Glad to clear up the confusion. FYI, "fullscreen" is old DVD packaging term indicating that the version of the disc was some widescreen AR cropped to 4:3 (with "pan & scan" processing to keep all of the action on screen). Discs marked "widescreen" were presented in original AR with black bars above and below on 4:3 televisions. There are always people who prefer a cropped picture which fills their screen without black bars, even today with widescreens. Some films are shot "open matte" for just that purpose, with a 2.35:1 or 1.85:1 picture framed within the center of a 1.77:1 shot; when shown on television, there'll be stuff on the top and bottom which wasn't shown in theaters. Better that than a cropped version of the director's vision with parts of the original picture missing, which gets broadcast far too often on premium cable channels (or at least used to).
I was fairly certain that your television was a normal HDTV. Visio is a relatively new brand--were they even around in the age of 4:3 TVs?

I don't believe so.

So Michael I tested NetFlix app on my new 55st50 (decided to go plasma smile.gif ) vs the BDT-220 and to my surprise the TV app is faster eventhough the TV is through WiFi and the player is wired. Aside from a lip sync issue I thought the whole VIERA Connect platform was much more smoother on the TV than the player. Keep in mind this is only after having the TV for one day. More testing to come!

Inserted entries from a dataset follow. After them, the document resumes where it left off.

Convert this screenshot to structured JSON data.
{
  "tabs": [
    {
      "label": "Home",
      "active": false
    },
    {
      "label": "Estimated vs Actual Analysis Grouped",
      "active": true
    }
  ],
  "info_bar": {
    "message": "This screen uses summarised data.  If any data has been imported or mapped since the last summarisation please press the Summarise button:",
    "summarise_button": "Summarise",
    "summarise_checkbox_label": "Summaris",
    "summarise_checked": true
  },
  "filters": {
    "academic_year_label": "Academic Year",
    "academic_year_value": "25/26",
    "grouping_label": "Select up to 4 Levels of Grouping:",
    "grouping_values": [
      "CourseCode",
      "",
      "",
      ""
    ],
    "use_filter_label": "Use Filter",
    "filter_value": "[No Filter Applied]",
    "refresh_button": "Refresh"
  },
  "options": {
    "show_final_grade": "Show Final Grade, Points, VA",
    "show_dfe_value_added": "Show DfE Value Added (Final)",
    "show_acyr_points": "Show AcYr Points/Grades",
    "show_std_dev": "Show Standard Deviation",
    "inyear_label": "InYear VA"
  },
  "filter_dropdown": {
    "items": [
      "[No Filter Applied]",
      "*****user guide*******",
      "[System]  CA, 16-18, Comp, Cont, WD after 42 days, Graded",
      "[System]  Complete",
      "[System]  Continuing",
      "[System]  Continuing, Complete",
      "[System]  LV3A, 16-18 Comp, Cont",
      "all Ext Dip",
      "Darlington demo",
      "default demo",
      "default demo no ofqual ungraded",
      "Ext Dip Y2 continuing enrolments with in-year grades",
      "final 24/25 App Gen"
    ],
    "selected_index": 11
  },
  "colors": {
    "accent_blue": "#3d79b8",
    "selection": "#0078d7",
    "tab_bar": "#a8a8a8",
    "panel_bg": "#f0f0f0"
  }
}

Edited by GatorRican - 11/29/12 at 7:54am
post #2639 of 4172
Thread Starter 
Anyone willing to post any changes they've made to their 3D settings? I'm not seeing the pop-out so much since getting the DMP-BDT500 but also got a new TV so it could be the TV? I seem to have been seeing a more 3D pop-out with my DMP-BDT300 than with this newer model but it may be that I only need to change the 3D settings?
post #2640 of 4172
Ok Guys, just received my new 220 today and have it all set up but for the life of me cannot get it to play any of my video files via my home network. I have a network drive that is accessible from all computers in the house. I also have a WD media player which plays all content from the network drive. I copied a video that wouldn't play via the network and put it on usb. I put the usb into the 220 and the video played without a problem. I have read many threads about problems with reading network videos but am still at a loss. Should I be sending this back?